■高齢者医療に否定 医学知識を悪用か

 直樹容疑者と大久保容疑者は医学生時代に知り合ったとされる。2人は15年、共著で「扱いに困った高齢者を『枯らす』技術」という電子書籍を出版。家族の介護を受ける高齢者について「証拠を残さず消せる方法がある。違和感のない病死を演出できれば警察の出る幕はない」と記している。大久保容疑者はツイッターで「現代の姥捨山が必要」などと、高齢者への延命治療を否定する投稿を繰り返していた。

 事件翌日の11年3月6日、大久保容疑者はツイッターに「知人の父親が亡くなり死亡届をだしたら『火葬場の予約がないと受理できない』と突っ返された」と関与をうかがわせるような書き込みをしていた。

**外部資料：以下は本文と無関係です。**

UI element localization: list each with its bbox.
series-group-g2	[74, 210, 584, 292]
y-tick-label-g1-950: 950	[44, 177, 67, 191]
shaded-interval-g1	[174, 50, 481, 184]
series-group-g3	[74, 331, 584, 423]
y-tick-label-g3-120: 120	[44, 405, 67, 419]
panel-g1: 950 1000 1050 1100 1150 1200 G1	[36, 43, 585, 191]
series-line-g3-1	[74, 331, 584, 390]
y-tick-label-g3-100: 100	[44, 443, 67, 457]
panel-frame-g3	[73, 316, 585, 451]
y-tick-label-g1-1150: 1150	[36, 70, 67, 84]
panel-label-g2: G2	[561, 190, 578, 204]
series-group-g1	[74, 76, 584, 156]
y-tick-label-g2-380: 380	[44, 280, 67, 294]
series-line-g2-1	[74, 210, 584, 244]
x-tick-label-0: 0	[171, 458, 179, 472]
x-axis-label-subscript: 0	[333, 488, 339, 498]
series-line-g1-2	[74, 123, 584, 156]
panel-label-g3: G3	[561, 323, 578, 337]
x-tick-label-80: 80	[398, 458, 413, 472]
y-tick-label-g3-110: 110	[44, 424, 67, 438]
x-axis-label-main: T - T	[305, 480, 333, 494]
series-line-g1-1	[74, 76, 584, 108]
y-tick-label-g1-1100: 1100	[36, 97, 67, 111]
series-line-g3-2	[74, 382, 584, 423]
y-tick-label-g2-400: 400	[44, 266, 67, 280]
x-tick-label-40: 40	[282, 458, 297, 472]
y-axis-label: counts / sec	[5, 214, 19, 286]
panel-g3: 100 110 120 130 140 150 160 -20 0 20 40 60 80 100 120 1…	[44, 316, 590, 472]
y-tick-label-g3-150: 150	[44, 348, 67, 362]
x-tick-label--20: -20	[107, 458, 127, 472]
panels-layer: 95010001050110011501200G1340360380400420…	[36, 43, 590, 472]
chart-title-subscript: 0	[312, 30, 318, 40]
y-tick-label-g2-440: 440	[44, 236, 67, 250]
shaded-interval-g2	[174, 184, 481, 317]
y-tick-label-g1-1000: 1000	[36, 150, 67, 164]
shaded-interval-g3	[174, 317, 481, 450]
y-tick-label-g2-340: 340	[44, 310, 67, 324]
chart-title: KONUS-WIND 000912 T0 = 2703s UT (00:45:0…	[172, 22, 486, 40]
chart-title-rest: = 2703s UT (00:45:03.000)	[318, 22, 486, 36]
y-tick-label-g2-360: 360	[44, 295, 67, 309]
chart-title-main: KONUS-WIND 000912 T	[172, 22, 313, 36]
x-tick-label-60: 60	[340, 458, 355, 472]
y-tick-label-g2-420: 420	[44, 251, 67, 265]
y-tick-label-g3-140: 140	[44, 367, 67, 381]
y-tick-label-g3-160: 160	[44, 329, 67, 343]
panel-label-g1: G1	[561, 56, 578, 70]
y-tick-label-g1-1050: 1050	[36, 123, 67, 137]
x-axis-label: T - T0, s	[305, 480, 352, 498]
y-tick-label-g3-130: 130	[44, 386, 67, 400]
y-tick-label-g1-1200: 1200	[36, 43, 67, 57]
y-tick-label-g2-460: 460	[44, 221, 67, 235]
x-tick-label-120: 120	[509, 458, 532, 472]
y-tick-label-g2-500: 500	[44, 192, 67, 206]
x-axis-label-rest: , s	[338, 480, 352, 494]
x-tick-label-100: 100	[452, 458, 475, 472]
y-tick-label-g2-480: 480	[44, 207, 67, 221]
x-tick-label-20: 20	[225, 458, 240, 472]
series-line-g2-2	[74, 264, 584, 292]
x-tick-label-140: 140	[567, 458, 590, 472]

 捜査関係者によると、直樹容疑者と淳子容疑者は事件前、靖さんについて「周囲を不幸にする」と記したメールを交わしていた。府警は父親の存在を疎ましく感じていたとみている。

 捜査関係者の説明では、靖さんの死亡診断書は「心臓の異常による急死」と記載されていたが、医師らが知識を悪用して偽造した疑いがあるという。関係者によると、大久保容疑者は11年当時、厚生労働省を退職して国立大学の法医学教室に勤務していた。検視の知識があり、死体検案書の作成に慣れていたとみられる。

 滋賀医科大の一杉正仁教授(社会医学)は「医師が死亡診断書を偽造することは想定されておらず、行政職員が見抜くのは不可能だ。偽造が事実とすれば、医師としての倫理意識が欠如している行為で絶対に許せない」としている。